I've configured Camunda engine with org.camunda.bpm.engine.test.mock.MockExpressionManager. At first glance it works as expected: when I do Mocks.register("myDelegate", myDelegateMock), the bpmn process invokes my mock, but not the real delegate. But when there is a task, that invoked by some timer boundary event, the mock is ignored and the real delegate becomes invoked.

I've looked at the code, and found that mocks are stored in the ThreadLocal. And if the tasks is invoked by timer, the execution happens in different thread. And that's looks like a root cause of such behavior. Probably mocks also will not work if the task is marked as asynchronous.

I've also tried the extension https://github.com/camunda/camunda-bpm-mockito but looks like internally it uses the same Mocks.register, and also doesn't work for me.

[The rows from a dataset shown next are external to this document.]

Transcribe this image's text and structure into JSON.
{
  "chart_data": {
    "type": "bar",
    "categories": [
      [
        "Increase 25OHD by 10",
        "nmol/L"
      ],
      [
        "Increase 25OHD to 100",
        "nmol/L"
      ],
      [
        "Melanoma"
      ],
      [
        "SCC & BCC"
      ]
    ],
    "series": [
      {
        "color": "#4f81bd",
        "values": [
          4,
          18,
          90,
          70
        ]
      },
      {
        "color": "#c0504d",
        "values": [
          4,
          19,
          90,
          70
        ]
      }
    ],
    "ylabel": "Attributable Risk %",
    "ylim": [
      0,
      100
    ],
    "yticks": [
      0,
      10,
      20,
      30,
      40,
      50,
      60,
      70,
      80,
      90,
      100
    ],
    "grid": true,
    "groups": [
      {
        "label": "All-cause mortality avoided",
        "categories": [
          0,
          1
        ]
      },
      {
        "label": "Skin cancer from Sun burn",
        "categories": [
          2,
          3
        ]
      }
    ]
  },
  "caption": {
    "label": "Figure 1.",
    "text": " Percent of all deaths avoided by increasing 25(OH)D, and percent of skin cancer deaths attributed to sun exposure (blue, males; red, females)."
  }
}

May be there are some other possibilities to mock delegate that will work for the case with timer?

1
Did u asked on the Camunda User Group? Usually they answer really quick (groups.google.com/forum/#!forum/camunda-bpm-users) - facundofarias
You are right, camunda-bpm-mockito just adds convenience methods on top of Mocks.register. I do not really get an idea how I would reproduce your problem. Could you provide some (test-)code and a bpmn snippet (camunda.org/share)? - Jan Galinski
I found similar problem discussion here groups.google.com/forum/#!searchin/camunda-bpm-users/… There is also a link to github project with example. - NullPointer

1 Answers

1
votes

Well, the this is already answered in the thread you mentioned:

Mocks.register is meant to be used in a purely single-threaded, no-job-executor, "unit test" environment. In such an environment, instead of setting the time and waiting for the job executor to process the jobs, you need to explicitly trigger the timer job in your own testing thread:

Job job = processEngineRule.getManagementService().createJobQuery().singleResult();
processEngineRule.getManagementService().executeJob(job.getId());

Then it should happily resolve the name and should work.

So the solution is: let the process run into the timer event, and then manually execute the job() so the process continues as if the timer was reached. This is a good idea even without the single-thread problem: do not simulate timers in camunda tests, just verify that the process is waiting in the correct step and control if the timer condition (due date) is equal to the one you expected.